Are cooperative tasks hard to train with QMIX?

semitable / lb-foraging

Level-based Foraging (LBF): A multi-agent environment for RL

MIT License

151 stars 64 forks source link

Are cooperative tasks hard to train with QMIX? #13

Closed GoingMyWay closed 2 years ago

GoingMyWay commented 2 years ago

Dear authors, in cooperative tasks (-coop), it seems it is hard to train converged policies with QMIX (the episode rewards are nearly zero). I used the default setting provided by PyMARL and used RLlib to train LBF with QMIX. I found in your paper, you trained Foraging-2s-8x8-2p-2f-coop-v2 and Foraging-8x8-2p-2f-coop-v2 with QMIX and the performance were converged. It would be great if you can provide some suggestions.

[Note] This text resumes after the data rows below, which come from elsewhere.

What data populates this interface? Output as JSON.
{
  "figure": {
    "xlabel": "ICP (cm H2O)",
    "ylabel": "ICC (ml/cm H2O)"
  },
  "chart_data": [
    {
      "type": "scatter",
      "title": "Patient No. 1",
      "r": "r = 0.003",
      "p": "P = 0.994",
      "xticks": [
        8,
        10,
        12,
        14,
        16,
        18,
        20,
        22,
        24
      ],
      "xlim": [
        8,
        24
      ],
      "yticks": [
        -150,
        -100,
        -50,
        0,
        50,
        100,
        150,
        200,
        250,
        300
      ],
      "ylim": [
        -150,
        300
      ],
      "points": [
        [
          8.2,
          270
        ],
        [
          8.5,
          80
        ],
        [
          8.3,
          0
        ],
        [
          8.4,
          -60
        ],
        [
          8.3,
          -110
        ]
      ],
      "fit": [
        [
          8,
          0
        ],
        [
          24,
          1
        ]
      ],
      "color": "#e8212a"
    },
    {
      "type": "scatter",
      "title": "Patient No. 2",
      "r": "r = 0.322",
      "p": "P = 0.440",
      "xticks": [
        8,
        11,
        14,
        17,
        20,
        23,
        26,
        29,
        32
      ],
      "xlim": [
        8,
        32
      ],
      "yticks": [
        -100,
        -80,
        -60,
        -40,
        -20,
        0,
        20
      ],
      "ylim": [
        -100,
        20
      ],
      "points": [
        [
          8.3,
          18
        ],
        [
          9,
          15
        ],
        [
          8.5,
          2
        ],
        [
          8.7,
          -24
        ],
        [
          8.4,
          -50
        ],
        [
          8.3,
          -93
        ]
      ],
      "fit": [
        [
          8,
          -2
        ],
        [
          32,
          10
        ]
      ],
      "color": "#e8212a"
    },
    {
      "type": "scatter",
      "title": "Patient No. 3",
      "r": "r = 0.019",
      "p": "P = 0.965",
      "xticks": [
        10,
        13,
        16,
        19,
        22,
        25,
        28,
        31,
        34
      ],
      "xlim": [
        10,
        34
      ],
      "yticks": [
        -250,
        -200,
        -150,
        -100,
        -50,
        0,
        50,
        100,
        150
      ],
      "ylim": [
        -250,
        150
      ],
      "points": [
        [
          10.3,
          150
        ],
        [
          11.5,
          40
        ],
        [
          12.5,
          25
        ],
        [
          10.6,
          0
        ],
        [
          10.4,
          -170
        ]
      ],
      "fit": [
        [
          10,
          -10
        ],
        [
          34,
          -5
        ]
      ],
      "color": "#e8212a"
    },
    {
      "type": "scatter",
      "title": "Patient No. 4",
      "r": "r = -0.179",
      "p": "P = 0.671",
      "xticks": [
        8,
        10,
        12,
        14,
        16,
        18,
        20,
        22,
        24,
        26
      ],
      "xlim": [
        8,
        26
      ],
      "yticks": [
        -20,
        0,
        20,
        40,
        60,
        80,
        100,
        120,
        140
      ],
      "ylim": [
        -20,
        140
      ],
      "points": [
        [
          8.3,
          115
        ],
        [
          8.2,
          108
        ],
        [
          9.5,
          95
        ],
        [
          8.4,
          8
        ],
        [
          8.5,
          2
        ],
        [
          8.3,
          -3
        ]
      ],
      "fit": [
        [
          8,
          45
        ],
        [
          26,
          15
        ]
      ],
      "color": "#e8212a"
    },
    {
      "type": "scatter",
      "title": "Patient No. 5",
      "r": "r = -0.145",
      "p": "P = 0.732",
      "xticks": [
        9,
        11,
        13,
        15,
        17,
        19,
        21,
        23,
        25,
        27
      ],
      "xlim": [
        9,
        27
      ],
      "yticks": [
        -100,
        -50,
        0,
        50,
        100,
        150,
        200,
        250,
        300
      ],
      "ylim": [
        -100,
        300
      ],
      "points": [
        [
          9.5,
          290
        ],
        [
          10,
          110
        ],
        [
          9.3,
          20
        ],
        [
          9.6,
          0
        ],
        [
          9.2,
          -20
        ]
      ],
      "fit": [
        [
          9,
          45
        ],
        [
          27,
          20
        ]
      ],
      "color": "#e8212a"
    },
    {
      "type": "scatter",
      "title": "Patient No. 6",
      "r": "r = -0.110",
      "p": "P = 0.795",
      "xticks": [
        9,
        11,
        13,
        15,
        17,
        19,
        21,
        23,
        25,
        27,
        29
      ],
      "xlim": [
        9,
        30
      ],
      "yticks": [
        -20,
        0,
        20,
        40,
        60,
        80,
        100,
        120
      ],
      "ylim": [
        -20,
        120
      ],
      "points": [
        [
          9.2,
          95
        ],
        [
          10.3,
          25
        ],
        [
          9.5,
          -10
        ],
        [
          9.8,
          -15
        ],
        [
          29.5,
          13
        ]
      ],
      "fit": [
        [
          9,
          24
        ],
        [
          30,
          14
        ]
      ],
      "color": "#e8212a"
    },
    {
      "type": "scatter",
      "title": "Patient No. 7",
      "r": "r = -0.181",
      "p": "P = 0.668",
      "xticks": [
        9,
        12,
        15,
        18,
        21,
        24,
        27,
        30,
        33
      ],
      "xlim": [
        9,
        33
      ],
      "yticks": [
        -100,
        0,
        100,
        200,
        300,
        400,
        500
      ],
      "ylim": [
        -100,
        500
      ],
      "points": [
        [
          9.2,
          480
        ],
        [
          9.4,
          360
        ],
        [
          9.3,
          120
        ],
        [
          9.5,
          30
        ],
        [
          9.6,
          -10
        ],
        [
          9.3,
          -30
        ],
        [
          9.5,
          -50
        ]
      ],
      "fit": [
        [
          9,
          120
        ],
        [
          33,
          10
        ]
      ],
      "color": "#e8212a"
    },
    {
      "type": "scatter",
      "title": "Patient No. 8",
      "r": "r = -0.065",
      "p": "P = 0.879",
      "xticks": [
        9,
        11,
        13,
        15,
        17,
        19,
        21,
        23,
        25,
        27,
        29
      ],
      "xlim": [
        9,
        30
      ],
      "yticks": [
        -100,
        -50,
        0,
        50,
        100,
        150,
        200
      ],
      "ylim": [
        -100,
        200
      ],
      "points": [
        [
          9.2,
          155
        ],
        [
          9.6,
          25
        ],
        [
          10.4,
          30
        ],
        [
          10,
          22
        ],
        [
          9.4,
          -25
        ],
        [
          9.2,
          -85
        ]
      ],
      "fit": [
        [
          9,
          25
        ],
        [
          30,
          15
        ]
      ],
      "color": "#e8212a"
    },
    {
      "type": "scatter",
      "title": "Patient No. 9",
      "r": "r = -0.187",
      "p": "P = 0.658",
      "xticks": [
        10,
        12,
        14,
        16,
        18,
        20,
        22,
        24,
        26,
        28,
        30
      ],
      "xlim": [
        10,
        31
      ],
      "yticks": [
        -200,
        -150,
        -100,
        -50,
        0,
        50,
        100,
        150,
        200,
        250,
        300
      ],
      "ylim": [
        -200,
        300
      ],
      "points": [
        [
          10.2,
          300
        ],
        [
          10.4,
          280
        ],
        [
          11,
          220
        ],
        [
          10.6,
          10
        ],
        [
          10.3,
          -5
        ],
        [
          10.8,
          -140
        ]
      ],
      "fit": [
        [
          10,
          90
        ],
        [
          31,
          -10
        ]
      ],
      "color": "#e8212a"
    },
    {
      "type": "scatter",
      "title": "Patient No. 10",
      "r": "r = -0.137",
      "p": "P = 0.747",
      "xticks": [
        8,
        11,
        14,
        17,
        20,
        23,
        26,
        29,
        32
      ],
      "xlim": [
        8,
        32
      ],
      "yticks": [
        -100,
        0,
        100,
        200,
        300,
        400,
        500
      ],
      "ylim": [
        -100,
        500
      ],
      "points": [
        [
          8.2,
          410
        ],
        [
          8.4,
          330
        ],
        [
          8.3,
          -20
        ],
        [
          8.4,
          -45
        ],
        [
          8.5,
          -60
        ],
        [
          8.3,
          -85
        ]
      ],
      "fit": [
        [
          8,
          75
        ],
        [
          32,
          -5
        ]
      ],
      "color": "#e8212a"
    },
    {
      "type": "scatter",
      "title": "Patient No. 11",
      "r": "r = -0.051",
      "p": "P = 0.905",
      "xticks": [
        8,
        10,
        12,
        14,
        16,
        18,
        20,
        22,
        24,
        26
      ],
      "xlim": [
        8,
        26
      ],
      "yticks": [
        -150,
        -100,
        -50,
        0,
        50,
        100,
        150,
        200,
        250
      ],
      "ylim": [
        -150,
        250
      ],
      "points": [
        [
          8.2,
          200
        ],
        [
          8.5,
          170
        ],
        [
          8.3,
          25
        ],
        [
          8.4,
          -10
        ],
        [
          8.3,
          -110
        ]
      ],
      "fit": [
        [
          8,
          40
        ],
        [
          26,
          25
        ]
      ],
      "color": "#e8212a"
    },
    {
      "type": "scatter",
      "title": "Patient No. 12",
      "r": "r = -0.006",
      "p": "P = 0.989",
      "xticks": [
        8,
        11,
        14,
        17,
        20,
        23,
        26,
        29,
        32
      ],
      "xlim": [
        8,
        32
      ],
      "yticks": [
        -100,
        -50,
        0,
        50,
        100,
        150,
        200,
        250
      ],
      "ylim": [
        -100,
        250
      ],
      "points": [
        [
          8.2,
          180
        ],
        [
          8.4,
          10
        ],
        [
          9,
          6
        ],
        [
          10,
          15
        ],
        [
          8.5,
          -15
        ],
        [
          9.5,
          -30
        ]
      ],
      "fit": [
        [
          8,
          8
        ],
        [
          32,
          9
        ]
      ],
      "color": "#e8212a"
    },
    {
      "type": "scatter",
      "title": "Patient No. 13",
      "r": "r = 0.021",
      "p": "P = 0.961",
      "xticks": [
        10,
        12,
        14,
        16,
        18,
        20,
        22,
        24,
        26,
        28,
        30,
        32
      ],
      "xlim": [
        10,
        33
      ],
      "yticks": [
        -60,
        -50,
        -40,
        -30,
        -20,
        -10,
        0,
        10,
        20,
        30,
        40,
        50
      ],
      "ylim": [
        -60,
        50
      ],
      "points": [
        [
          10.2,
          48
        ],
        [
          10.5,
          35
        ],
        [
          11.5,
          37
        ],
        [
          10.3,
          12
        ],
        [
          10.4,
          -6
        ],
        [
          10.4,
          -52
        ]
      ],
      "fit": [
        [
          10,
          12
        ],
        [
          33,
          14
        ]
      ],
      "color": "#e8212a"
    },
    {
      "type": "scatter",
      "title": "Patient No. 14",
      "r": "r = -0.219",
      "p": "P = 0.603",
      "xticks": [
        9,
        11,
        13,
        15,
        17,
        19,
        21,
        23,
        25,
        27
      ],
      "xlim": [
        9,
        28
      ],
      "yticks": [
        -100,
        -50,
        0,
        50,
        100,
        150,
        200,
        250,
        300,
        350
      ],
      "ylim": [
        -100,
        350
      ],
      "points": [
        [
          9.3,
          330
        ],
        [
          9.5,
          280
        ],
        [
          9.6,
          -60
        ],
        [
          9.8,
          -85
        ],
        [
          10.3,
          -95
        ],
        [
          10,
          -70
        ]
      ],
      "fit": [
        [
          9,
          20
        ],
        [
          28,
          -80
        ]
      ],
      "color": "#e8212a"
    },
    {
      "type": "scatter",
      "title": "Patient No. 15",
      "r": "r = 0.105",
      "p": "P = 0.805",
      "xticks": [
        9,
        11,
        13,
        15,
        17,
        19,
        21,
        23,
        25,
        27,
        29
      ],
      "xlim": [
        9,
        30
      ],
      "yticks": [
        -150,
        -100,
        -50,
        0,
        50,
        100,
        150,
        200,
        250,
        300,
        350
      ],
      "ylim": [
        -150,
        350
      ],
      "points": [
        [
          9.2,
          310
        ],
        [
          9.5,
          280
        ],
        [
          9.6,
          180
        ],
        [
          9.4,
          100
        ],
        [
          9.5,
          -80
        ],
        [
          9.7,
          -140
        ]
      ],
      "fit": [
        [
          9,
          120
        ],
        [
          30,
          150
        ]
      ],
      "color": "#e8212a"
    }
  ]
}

semitable commented 2 years ago

Dear @GoingMyWay, have you tried our fork of PyMARL (E-PyMARL)? It can be found here: https://github.com/uoe-agents/epymarl with instructions on how to run level based foraging. On the last page of the paper (p33)(https://arxiv.org/pdf/2006.07869.pdf), you will also find the exact hyperparameters we used to generate the results on the paper.

GoingMyWay commented 2 years ago

@semitable Dear author, thank you. I will try your code. I tried to use RLlib, which seems hard to train.